- Born: October 3, 1994 (age 31) Moscow, Russia
- Height: 5 ft 10 in (178 cm)
- Weight: 172 lb (78 kg; 12 st 4 lb)
- Position: Centre
- Shoots: Left
- VHL team Former teams: Neftyanik Almetievsk Atlant Moscow Oblast KHL Medveščak Zagreb
- Playing career: 2014–present

= Kamil Shiafotdinov =

Russian ice hockey player

Kamil Shiafotdinov (born October 3, 1994) is a Russian professional ice hockey centre. He is currently playing with Neftyanik Almetievsk of the Supreme Hockey League (VHL).

==Playing career==
Despite being born in Russia, Shiafotdinov began his career in the Czech Republic with VHK Vsetín in 2011. Having returned to Russia in 2013, he made his Kontinental Hockey League debut playing with Atlant Moscow Oblast during the 2014–15 KHL season and went on to play five games for the team that season.

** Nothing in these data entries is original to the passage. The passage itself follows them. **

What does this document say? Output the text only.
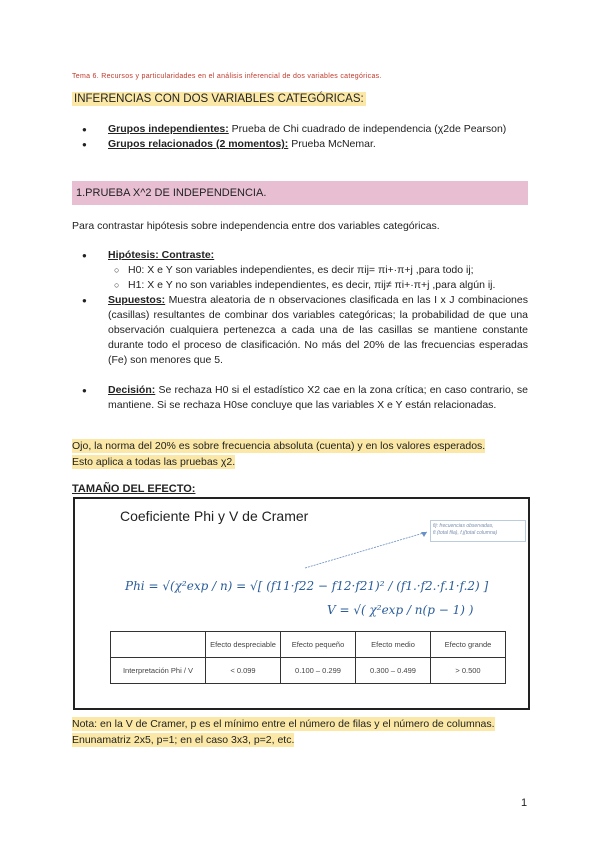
Tema 6. Recursos y particularidades en el análisis inferencial de dos variables categóricas.
INFERENCIAS CON DOS VARIABLES CATEGÓRICAS:
● Grupos independientes: Prueba de Chi cuadrado de independencia (χ2de Pearson)
● Grupos relacionados (2 momentos): Prueba McNemar.
1.PRUEBA X^2 DE INDEPENDENCIA.
Para contrastar hipótesis sobre independencia entre dos variables categóricas.
● Hipótesis: Contraste:
○ H0: X e Y son variables independientes, es decir πij= πi+·π+j ,para todo ij;
○ H1: X e Y no son variables independientes, es decir, πij≠ πi+·π+j ,para algún ij.
● Supuestos: Muestra aleatoria de n observaciones clasificada en las I x J combinaciones (casillas) resultantes de combinar dos variables categóricas; la probabilidad de que una observación cualquiera pertenezca a cada una de las casillas se mantiene constante durante todo el proceso de clasificación. No más del 20% de las frecuencias esperadas (Fe) son menores que 5.
● Decisión: Se rechaza H0 si el estadístico X2 cae en la zona crítica; en caso contrario, se mantiene. Si se rechaza H0se concluye que las variables X e Y están relacionadas.
Ojo, la norma del 20% es sobre frecuencia absoluta (cuenta) y en los valores esperados.
Esto aplica a todas las pruebas χ2.
TAMAÑO DEL EFECTO:
Coeficiente Phi y V de Cramer
fij: frecuencias observadas,
fi.(total fila), f.j(total columna)
Phi = √(χ²exp / n) = √[ (f11·f22 − f12·f21)² / (f1.·f2.·f.1·f.2) ]
V = √( χ²exp / n(p − 1) )
	Efecto despreciable	Efecto pequeño	Efecto medio	Efecto grande
Interpretación Phi / V	< 0.099	0.100 – 0.299	0.300 – 0.499	> 0.500
Nota: en la V de Cramer, p es el mínimo entre el número de filas y el número de columnas.
Enunamatriz 2x5, p=1; en el caso 3x3, p=2, etc.
1
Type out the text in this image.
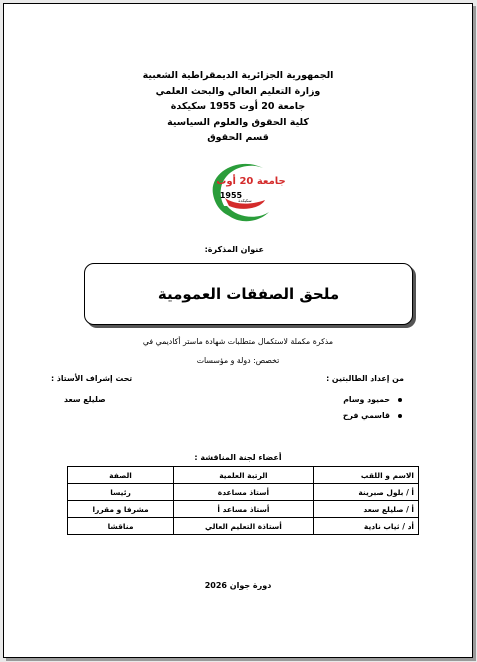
الجمهورية الجزائرية الديمقراطية الشعبية
وزارة التعليم العالي والبحث العلمي
جامعة 20 أوت 1955 سكيكدة
كلية الحقوق والعلوم السياسية
قسم الحقوق
جامعة 20 أوت
1955
سكيكدة
عنوان المذكرة:
ملحق الصفقات العمومية
مذكرة مكملة لاستكمال متطلبات شهادة ماستر أكاديمي في
تخصص: دولة و مؤسسات
من إعداد الطالبتين :
تحت إشراف الأستاذ :
حميود وسام
قاسمي فرح
صليلع سعد
أعضاء لجنة المناقشة :
الاسم و اللقب	الرتبة العلمية	الصفة
أ / بلول صبرينة	أستاذ مساعدة	رئيسا
أ / صليلع سعد	أستاذ مساعد أ	مشرفا و مقررا
أد / ثياب نادية	أستاذة التعليم العالي	مناقشا
دورة جوان 2026
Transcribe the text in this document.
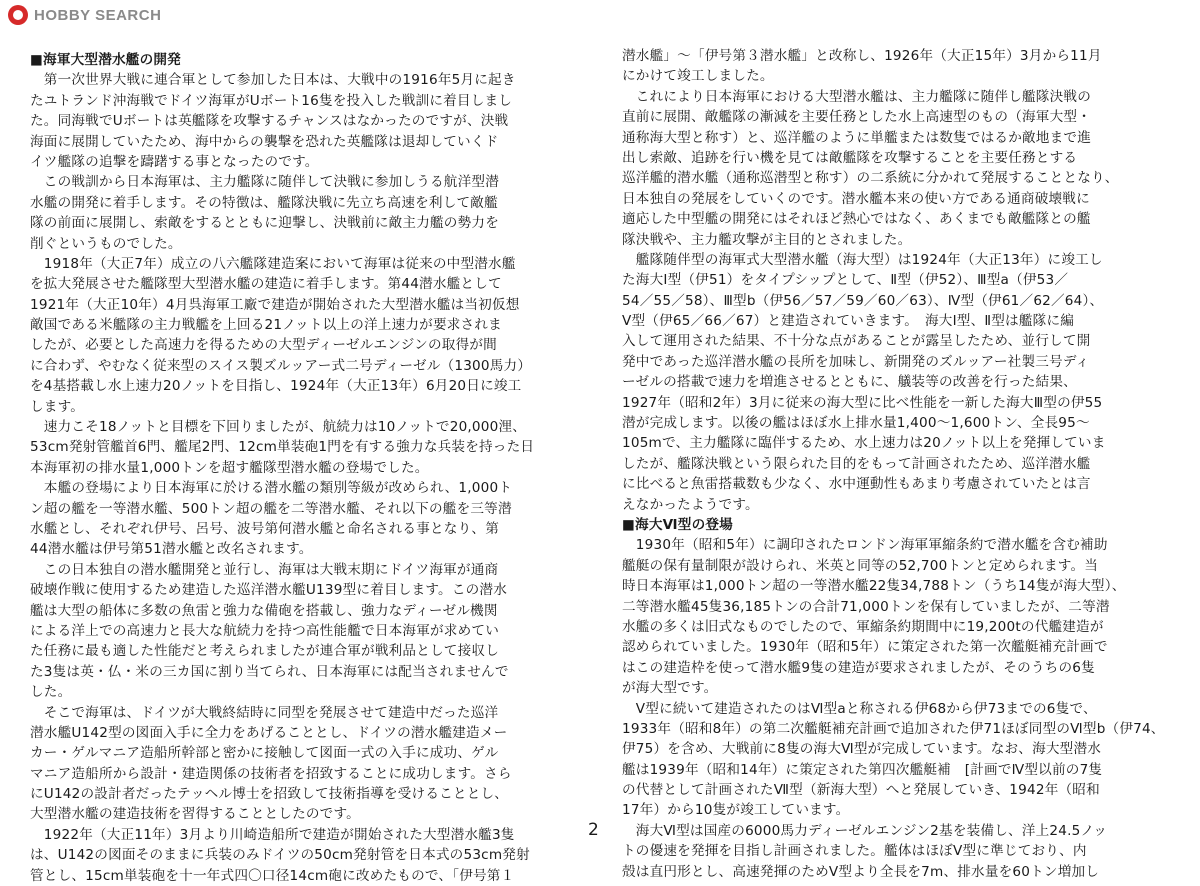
HOBBY SEARCH
■海軍大型潜水艦の開発
　第一次世界大戦に連合軍として参加した日本は、大戦中の1916年5月に起き
たユトランド沖海戦でドイツ海軍がUボート16隻を投入した戦訓に着目しまし
た。同海戦でUボートは英艦隊を攻撃するチャンスはなかったのですが、決戦
海面に展開していたため、海中からの襲撃を恐れた英艦隊は退却していくド
イツ艦隊の追撃を躊躇する事となったのです。
　この戦訓から日本海軍は、主力艦隊に随伴して決戦に参加しうる航洋型潜
水艦の開発に着手します。その特徴は、艦隊決戦に先立ち高速を利して敵艦
隊の前面に展開し、索敵をするとともに迎撃し、決戦前に敵主力艦の勢力を
削ぐというものでした。
　1918年（大正7年）成立の八六艦隊建造案において海軍は従来の中型潜水艦
を拡大発展させた艦隊型大型潜水艦の建造に着手します。第44潜水艦として
1921年（大正10年）4月呉海軍工廠で建造が開始された大型潜水艦は当初仮想
敵国である米艦隊の主力戦艦を上回る21ノット以上の洋上速力が要求されま
したが、必要とした高速力を得るための大型ディーゼルエンジンの取得が間
に合わず、やむなく従来型のスイス製ズルッアー式二号ディーゼル（1300馬力）
を4基搭載し水上速力20ノットを目指し、1924年（大正13年）6月20日に竣工
します。
　速力こそ18ノットと目標を下回りましたが、航続力は10ノットで20,000浬、
53cm発射管艦首6門、艦尾2門、12cm単装砲1門を有する強力な兵装を持った日
本海軍初の排水量1,000トンを超す艦隊型潜水艦の登場でした。
　本艦の登場により日本海軍に於ける潜水艦の類別等級が改められ、1,000ト
ン超の艦を一等潜水艦、500トン超の艦を二等潜水艦、それ以下の艦を三等潜
水艦とし、それぞれ伊号、呂号、波号第何潜水艦と命名される事となり、第
44潜水艦は伊号第51潜水艦と改名されます。
　この日本独自の潜水艦開発と並行し、海軍は大戦末期にドイツ海軍が通商
破壊作戦に使用するため建造した巡洋潜水艦U139型に着目します。この潜水
艦は大型の船体に多数の魚雷と強力な備砲を搭載し、強力なディーゼル機関
による洋上での高速力と長大な航続力を持つ高性能艦で日本海軍が求めてい
た任務に最も適した性能だと考えられましたが連合軍が戦利品として接収し
た3隻は英・仏・米の三カ国に割り当てられ、日本海軍には配当されませんで
した。
　そこで海軍は、ドイツが大戦終結時に同型を発展させて建造中だった巡洋
潜水艦U142型の図面入手に全力をあげることとし、ドイツの潜水艦建造メー
カー・ゲルマニア造船所幹部と密かに接触して図面一式の入手に成功、ゲル
マニア造船所から設計・建造関係の技術者を招致することに成功します。さら
にU142の設計者だったテッヘル博士を招致して技術指導を受けることとし、
大型潜水艦の建造技術を習得することとしたのです。
　1922年（大正11年）3月より川崎造船所で建造が開始された大型潜水艦3隻
は、U142の図面そのままに兵装のみドイツの50cm発射管を日本式の53cm発射
管とし、15cm単装砲を十一年式四〇口径14cm砲に改めたもので、「伊号第１
潜水艦」～「伊号第３潜水艦」と改称し、1926年（大正15年）3月から11月
にかけて竣工しました。
　これにより日本海軍における大型潜水艦は、主力艦隊に随伴し艦隊決戦の
直前に展開、敵艦隊の漸減を主要任務とした水上高速型のもの（海軍大型・
通称海大型と称す）と、巡洋艦のように単艦または数隻ではるか敵地まで進
出し索敵、追跡を行い機を見ては敵艦隊を攻撃することを主要任務とする
巡洋艦的潜水艦（通称巡潜型と称す）の二系統に分かれて発展することとなり、
日本独自の発展をしていくのです。潜水艦本来の使い方である通商破壊戦に
適応した中型艦の開発にはそれほど熱心ではなく、あくまでも敵艦隊との艦
隊決戦や、主力艦攻撃が主目的とされました。
　艦隊随伴型の海軍式大型潜水艦（海大型）は1924年（大正13年）に竣工し
た海大Ⅰ型（伊51）をタイプシップとして、Ⅱ型（伊52）、Ⅲ型a（伊53／
54／55／58）、Ⅲ型b（伊56／57／59／60／63）、Ⅳ型（伊61／62／64）、
Ⅴ型（伊65／66／67）と建造されていきます。　海大Ⅰ型、Ⅱ型は艦隊に編
入して運用された結果、不十分な点があることが露呈したため、並行して開
発中であった巡洋潜水艦の長所を加味し、新開発のズルッアー社製三号ディ
ーゼルの搭載で速力を増進させるとともに、艤装等の改善を行った結果、
1927年（昭和2年）3月に従来の海大型に比べ性能を一新した海大Ⅲ型の伊55
潜が完成します。以後の艦はほぼ水上排水量1,400～1,600トン、全長95～
105mで、主力艦隊に臨伴するため、水上速力は20ノット以上を発揮していま
したが、艦隊決戦という限られた目的をもって計画されたため、巡洋潜水艦
に比べると魚雷搭載数も少なく、水中運動性もあまり考慮されていたとは言
えなかったようです。
■海大Ⅵ型の登場
　1930年（昭和5年）に調印されたロンドン海軍軍縮条約で潜水艦を含む補助
艦艇の保有量制限が設けられ、米英と同等の52,700トンと定められます。当
時日本海軍は1,000トン超の一等潜水艦22隻34,788トン（うち14隻が海大型）、
二等潜水艦45隻36,185トンの合計71,000トンを保有していましたが、二等潜
水艦の多くは旧式なものでしたので、軍縮条約期間中に19,200tの代艦建造が
認められていました。1930年（昭和5年）に策定された第一次艦艇補充計画で
はこの建造枠を使って潜水艦9隻の建造が要求されましたが、そのうちの6隻
が海大型です。
　Ⅴ型に続いて建造されたのはⅥ型aと称される伊68から伊73までの6隻で、
1933年（昭和8年）の第二次艦艇補充計画で追加された伊71ほぼ同型のⅥ型b（伊74、
伊75）を含め、大戦前に8隻の海大Ⅵ型が完成しています。なお、海大型潜水
艦は1939年（昭和14年）に策定された第四次艦艇補　[計画でⅣ型以前の7隻
の代替として計画されたⅦ型（新海大型）へと発展していき、1942年（昭和
17年）から10隻が竣工しています。
　海大Ⅵ型は国産の6000馬力ディーゼルエンジン2基を装備し、洋上24.5ノッ
トの優速を発揮を目指し計画されました。艦体はほぼⅤ型に準じており、内
殻は直円形とし、高速発揮のためⅤ型より全長を7m、排水量を60トン増加し
2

He then played two games for Croatia-based team KHL Medveščak Zagreb the following season.

Shiafotdinov played the next three seasons in the VHL, with Tsen Tou Jilin City and Zauralie Kurgan before returning to the KHL by securing a try-out contract with Torpedo Nizhny Novgorod on 6 July 2020. He was later released and continued in the VHL with Neftyanik Almetievsk.